Para pendukung model pajak pertambahan nilai (value added tax atau VAT) sering membingkai PPN sebagai sesuatu yang ‘netral’, atau istilahnya revenue-neutral tax (Aurelius, 2016) tapi ini semua bullshit belaka. Nilai diciptakan oleh kerja. Maka, porsi terbesar dari penciptaan nilai tambah itu berasal dari kerja para buruh, petani dan nelayan. Sementara PPN ini dibayarkan oleh konsumen, dikutip langsung melalui penjualan. Saat inilah, ketika para buruh, petani dan nelayan bertindak sebagai konsumen, mereka dipaksa menanggung beban pajak—atas produktivitas mereka sendiri.
PPN aka VAT bukan pajak yang netral. Ia adalah pajak yang dibebankan pada rakyat pekerja—atas produktivitas mereka sendiri. Sudah mereka banting-tulang menambahkan nilai, masih pula disuruh membayar pajak atas pertambahan nilai itu.
Tidak heran bahwa, sekalipun tidak mengajukan teori pajaknya secara sistematik atau utuh, kita mendapati satu tema konsisten dari Marx ketika membahas tentang pajak: penolakan kategorikal atas segala bentuk pajak atas pertambahan nilai (Ireland, 2019).
Yang harus dipajaki adalah akumulasi kekayaan. Di dalam akumulasi kekayaanlah terdapat apropriasi (perampasan) atas hasil kerja buruh, petani, dan nelayan. Di dalam harta inilah terdapat ‘hak orang miskin.’ Jika negara ingin memiliki uang, agar dapat memberi layanan pada warga yang tidak mampu, maka uangnya harus diambil dari pajak atas harta. Bukan malah orang miskin dipajaki lagi; disuruh membayar biaya penyediaan layanan bagi mereka.
Percayalah: orang miskin akan jauh lebih bersuka-cita apabila bisa membayar pajak atas kekayaan. Orang miskin akan sangat rela membayar berapa pun pajak atas harta-kekayaan mereka. Dan masyarakat, lewat negara, harus membantu agar orang-orang ini tidak lagi miskin, membantu mereka mendapatkan penghasilan yang memadai agar memiliki harta dan dapat membayar pajak atas harta.

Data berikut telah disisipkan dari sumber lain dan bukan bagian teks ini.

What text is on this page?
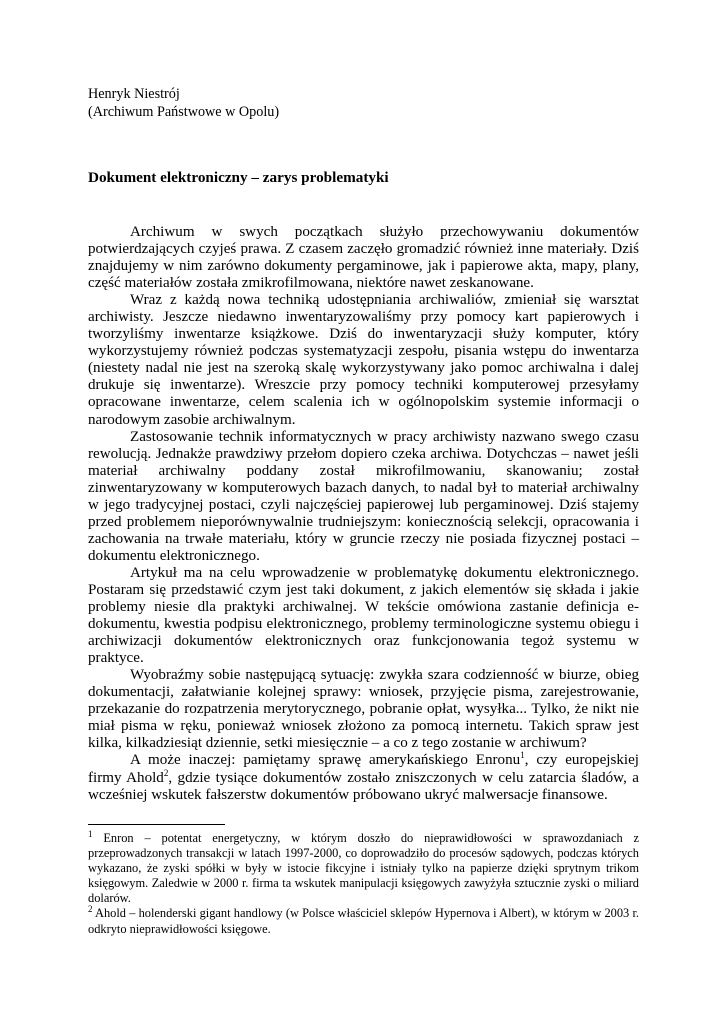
Henryk Niestrój
(Archiwum Państwowe w Opolu)
Dokument elektroniczny – zarys problematyki

Archiwum w swych początkach służyło przechowywaniu dokumentów potwierdzających czyjeś prawa. Z czasem zaczęło gromadzić również inne materiały. Dziś znajdujemy w nim zarówno dokumenty pergaminowe, jak i papierowe akta, mapy, plany, część materiałów została zmikrofilmowana, niektóre nawet zeskanowane.

Wraz z każdą nowa techniką udostępniania archiwaliów, zmieniał się warsztat archiwisty. Jeszcze niedawno inwentaryzowaliśmy przy pomocy kart papierowych i tworzyliśmy inwentarze książkowe. Dziś do inwentaryzacji służy komputer, który wykorzystujemy również podczas systematyzacji zespołu, pisania wstępu do inwentarza (niestety nadal nie jest na szeroką skalę wykorzystywany jako pomoc archiwalna i dalej drukuje się inwentarze). Wreszcie przy pomocy techniki komputerowej przesyłamy opracowane inwentarze, celem scalenia ich w ogólnopolskim systemie informacji o narodowym zasobie archiwalnym.

Zastosowanie technik informatycznych w pracy archiwisty nazwano swego czasu rewolucją. Jednakże prawdziwy przełom dopiero czeka archiwa. Dotychczas – nawet jeśli materiał archiwalny poddany został mikrofilmowaniu, skanowaniu; został zinwentaryzowany w komputerowych bazach danych, to nadal był to materiał archiwalny w jego tradycyjnej postaci, czyli najczęściej papierowej lub pergaminowej. Dziś stajemy przed problemem nieporównywalnie trudniejszym: koniecznością selekcji, opracowania i zachowania na trwałe materiału, który w gruncie rzeczy nie posiada fizycznej postaci – dokumentu elektronicznego.

Artykuł ma na celu wprowadzenie w problematykę dokumentu elektronicznego. Postaram się przedstawić czym jest taki dokument, z jakich elementów się składa i jakie problemy niesie dla praktyki archiwalnej. W tekście omówiona zastanie definicja e-dokumentu, kwestia podpisu elektronicznego, problemy terminologiczne systemu obiegu i archiwizacji dokumentów elektronicznych oraz funkcjonowania tegoż systemu w praktyce.

Wyobraźmy sobie następującą sytuację: zwykła szara codzienność w biurze, obieg dokumentacji, załatwianie kolejnej sprawy: wniosek, przyjęcie pisma, zarejestrowanie, przekazanie do rozpatrzenia merytorycznego, pobranie opłat, wysyłka... Tylko, że nikt nie miał pisma w ręku, ponieważ wniosek złożono za pomocą internetu. Takich spraw jest kilka, kilkadziesiąt dziennie, setki miesięcznie – a co z tego zostanie w archiwum?

A może inaczej: pamiętamy sprawę amerykańskiego Enronu$^1$, czy europejskiej firmy Ahold$^2$, gdzie tysiące dokumentów zostało zniszczonych w celu zatarcia śladów, a wcześniej wskutek fałszerstw dokumentów próbowano ukryć malwersacje finansowe.

$^1$ Enron – potentat energetyczny, w którym doszło do nieprawidłowości w sprawozdaniach z przeprowadzonych transakcji w latach 1997-2000, co doprowadziło do procesów sądowych, podczas których wykazano, że zyski spółki w były w istocie fikcyjne i istniały tylko na papierze dzięki sprytnym trikom księgowym. Zaledwie w 2000 r. firma ta wskutek manipulacji księgowych zawyżyła sztucznie zyski o miliard dolarów.

$^2$ Ahold – holenderski gigant handlowy (w Polsce właściciel sklepów Hypernova i Albert), w którym w 2003 r. odkryto nieprawidłowości księgowe.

Tapi pajak adalah keputusan politik. Pajak ditetapkan lewat undang-undang. Di sinilah ideologi mengambil peran kunci dalam pengambilan keputusan atas pajak. Jika keputusan politik tentang pajak diambil oleh mereka yang berkepentingan mempertahankan hartanya, mustahil pajak atas harta akan diberlakukan. Kondisi ini sekaligus menggelar persyaratan “hanya jika posisi pengambilan keputusan ditempati oleh seorang berideologi kiri.”

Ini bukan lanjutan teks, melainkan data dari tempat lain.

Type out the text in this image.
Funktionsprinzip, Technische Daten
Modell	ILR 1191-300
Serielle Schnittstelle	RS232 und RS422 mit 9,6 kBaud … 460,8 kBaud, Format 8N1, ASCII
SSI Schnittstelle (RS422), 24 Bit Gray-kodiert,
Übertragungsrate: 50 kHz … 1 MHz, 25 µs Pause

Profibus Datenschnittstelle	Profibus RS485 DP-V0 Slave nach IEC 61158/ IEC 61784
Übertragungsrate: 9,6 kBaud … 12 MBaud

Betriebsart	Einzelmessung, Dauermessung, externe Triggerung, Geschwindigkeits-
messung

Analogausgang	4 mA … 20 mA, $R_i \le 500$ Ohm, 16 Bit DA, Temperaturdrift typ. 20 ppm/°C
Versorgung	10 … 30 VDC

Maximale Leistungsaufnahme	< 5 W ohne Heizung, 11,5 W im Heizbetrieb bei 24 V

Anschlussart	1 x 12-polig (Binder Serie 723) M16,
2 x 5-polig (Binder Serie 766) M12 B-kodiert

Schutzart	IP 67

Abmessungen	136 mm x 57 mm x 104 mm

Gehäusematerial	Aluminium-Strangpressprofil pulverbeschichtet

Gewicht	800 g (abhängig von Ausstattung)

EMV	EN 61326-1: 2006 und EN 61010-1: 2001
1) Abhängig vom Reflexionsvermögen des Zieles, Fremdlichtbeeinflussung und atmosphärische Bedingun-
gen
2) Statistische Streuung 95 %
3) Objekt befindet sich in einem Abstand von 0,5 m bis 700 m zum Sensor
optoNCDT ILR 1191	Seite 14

Persoalan pajak ini tidak dapat diselesaikan lewat cara-cara reformis atau membiarkan posisi pengambil keputusan tetap dilakukan oleh oligarki. Hanya jika buruh, tani atau nelayan duduk di posisi pengambilan keputusan persoalan pajak ini akan bisa ditangani sebagaimana mestinya.
Persoalan Praktis tentang Pajak
Menjadi idealis dan tepat secara ideologis tentu adalah hal yang baik. Sayangnya itu tidak cukup. Kita tidak hidup di dunia khayal di mana jagoan baik selalu menang di akhir cerita. Dunia nyata yang kita tinggali ini adalah tempat di mana orang jahat biasanya menang karena mereka lebih punya motivasi, bekerja lebih keras dan cerdik dibanding orang-orang baik.
Dan inilah yang terjadi dengan perpajakan. Sejak zaman kuda gigit besi, para bangsawan sudah melatih diri untuk menyembunyikan kewajiban pajaknya terhadap raja. Dan sekarang, para pengusaha, terlebih lagi oligark, memiliki sejuta satu macam cara untuk lolos dari jerat pajak.
Berikut ini adalah daftar ‘keterampilan’ yang dikuasai oligark untuk menghindari pajak:
- Sengaja tidak melaporkan atau menghilangkan pendapatan;
- Menyimpan dua set buku dan membuat entri palsu dalam buku dan catatan (double accounting).
- Melakukan mark up atau ‘lebih bayar’;
- Mencatatkan pengeluaran pribadi sebagai pengeluaran bisnis;
- Menyembunyikan atau mentransfer aset atau pendapatan sehingga tercatat atas nama orang lain;
- Terlibat dalam ‘transaksi palsu,’ misalnya mencatatkan biaya promosi dan pemasaran sebagai CSR;
- Mendirikan perusahaan cangkang, yang dimiliki oleh perusahaan cangkang yang lain, yang dimiliki perusahaan cangkang yang lain, dan seterusnya sampai muntah.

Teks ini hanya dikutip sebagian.